Hanna heran karena Veranda tidak banyak bertanya kepadanya. Bahkan seakan informasi itu sudah cukup untuknya. Kini saat pintu lift terbuka, Hanna bisa melihat seorang laki-laki langsung tersenyum ke arahnya. Salah... salah, bukan ke arahnya namun ke arah ibu Veranda. Sepertinya dua orang ini cukup mengenal dekat entah sebagai rekan kerja atau rekan bisnis.
Hanna masih diam dan memperhatikan laki-laki ini yang saat turun dari lift tadi langsung menyapa ibu Veranda. Hanna menunggu dua orang ini berbasa-basi sebentar sebelum akhirnya laki-laki ini pamit untuk pergi.
"Ayo, Han kita masuk," ucap Veranda yang mengajak Hanna untuk masuk ke dalam lift.

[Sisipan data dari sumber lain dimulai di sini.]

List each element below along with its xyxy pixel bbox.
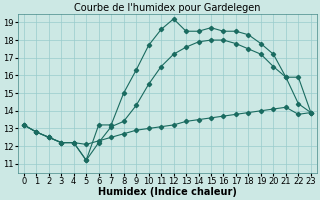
X-axis label: Humidex (Indice chaleur): Humidex (Indice chaleur) bbox=[98, 187, 237, 197]
Title: Courbe de l'humidex pour Gardelegen: Courbe de l'humidex pour Gardelegen bbox=[74, 3, 260, 13]
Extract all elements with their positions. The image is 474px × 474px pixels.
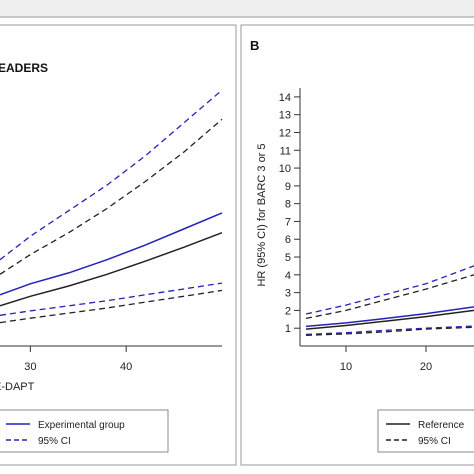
- panel-b-legend-box: [377, 409, 474, 453]
- panel-1-series-reference-estimate-line-3: [305, 309, 474, 330]
- panel-a-x-ticks: 30 40: [24, 346, 132, 373]
- panel-0-series-reference-estimate-line-3: [0, 231, 223, 307]
- panel-1-y-tick-label-12: 12: [279, 127, 291, 139]
- panel-1-y-tick-label-5: 5: [285, 252, 291, 264]
- panel-a-plot-area: [0, 89, 223, 324]
- panel-0-series-experimental-estimate-line-0: [0, 212, 223, 296]
- panel-a-legend-box: [0, 409, 169, 453]
- panel-1-y-tick-label-14: 14: [279, 92, 291, 104]
- panel-1-y-tick-label-4: 4: [285, 270, 291, 282]
- panel-1-y-tick-label-7: 7: [285, 216, 291, 228]
- panel-a: EADERS 30 40 E-DAPT Experimental group 95%…: [0, 24, 237, 466]
- panel-1-y-tick-label-9: 9: [285, 181, 291, 193]
- panel-1-y-tick-label-6: 6: [285, 234, 291, 246]
- panel-a-title: EADERS: [0, 61, 48, 75]
- panel-0-series-experimental-ci-line-2: [0, 282, 223, 316]
- panel-b-legend-entries: Reference 95% CI: [386, 420, 465, 447]
- panel-b: B HR (95% CI) for BARC 3 or 5 1234567891…: [240, 24, 474, 466]
- panel-b-letter: B: [250, 38, 259, 53]
- panel-1-y-tick-label-11: 11: [280, 145, 291, 157]
- panel-b-y-axis-title: HR (95% CI) for BARC 3 or 5: [256, 143, 268, 286]
- panel-0-series-reference-ci-line-4: [0, 118, 223, 275]
- panel-a-legend-entries: Experimental group 95% CI: [6, 420, 125, 447]
- panel-1-y-tick-label-2: 2: [285, 305, 291, 317]
- panel-1-x-tick-label-20: 20: [420, 361, 432, 373]
- panel-1-series-experimental-estimate-line-0: [305, 306, 474, 328]
- panel-0-series-reference-ci-line-5: [0, 289, 223, 324]
- panel-1-series-experimental-ci-line-2: [305, 325, 474, 336]
- panel-1-y-tick-label-10: 10: [279, 163, 291, 175]
- panel-0-legend-label-0: Experimental group: [38, 420, 125, 431]
- panel-0-x-tick-label-40: 40: [120, 361, 132, 373]
- figure-top-band: [0, 0, 474, 18]
- panel-0-legend-label-1: 95% CI: [38, 436, 71, 447]
- panel-a-legend: Experimental group 95% CI: [0, 409, 169, 453]
- panel-1-series-reference-ci-line-4: [305, 274, 474, 320]
- panel-1-x-tick-label-10: 10: [340, 361, 352, 373]
- panel-a-frame: [0, 24, 237, 466]
- panel-1-series-experimental-ci-line-1: [305, 265, 474, 315]
- panel-1-y-tick-label-8: 8: [285, 199, 291, 211]
- panel-b-plot-area: [305, 265, 474, 336]
- panel-1-legend-label-1: 95% CI: [418, 436, 451, 447]
- panel-1-legend-label-0: Reference: [418, 420, 465, 431]
- panel-1-series-reference-ci-line-5: [305, 326, 474, 336]
- panel-1-y-tick-label-1: 1: [285, 323, 291, 335]
- panel-a-x-axis-title: E-DAPT: [0, 381, 35, 393]
- panel-1-y-tick-label-3: 3: [285, 288, 291, 300]
- panel-1-y-tick-label-13: 13: [279, 110, 291, 122]
- panel-0-x-tick-label-30: 30: [24, 361, 36, 373]
- panel-0-series-experimental-ci-line-1: [0, 89, 223, 261]
- panel-b-legend: Reference 95% CI: [377, 409, 474, 453]
- panel-b-x-ticks: 10 20: [340, 346, 432, 373]
- panel-b-frame: [240, 24, 474, 466]
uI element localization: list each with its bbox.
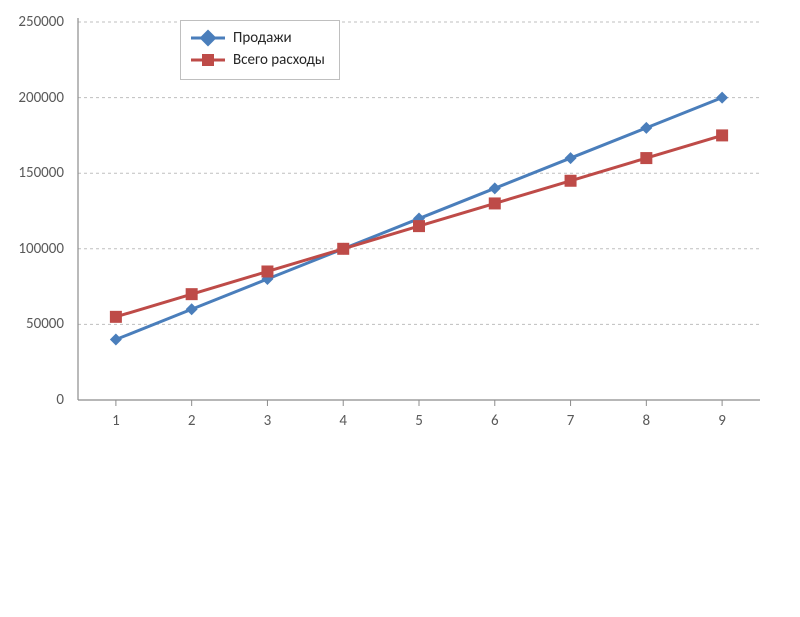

Hanna anggukkan kepalanya dan ia kini segera mengikuti perintah Veranda. Sejujurnya ia mengikuti Veranda kali ini masuk ke dalam lift pun di dalam hatinya masih memiliki ketakutan yang sulit untuk ia artikan. Semoga saja perawat itu tidak memberikan kartu nama seorang 'pemain' human trafficking.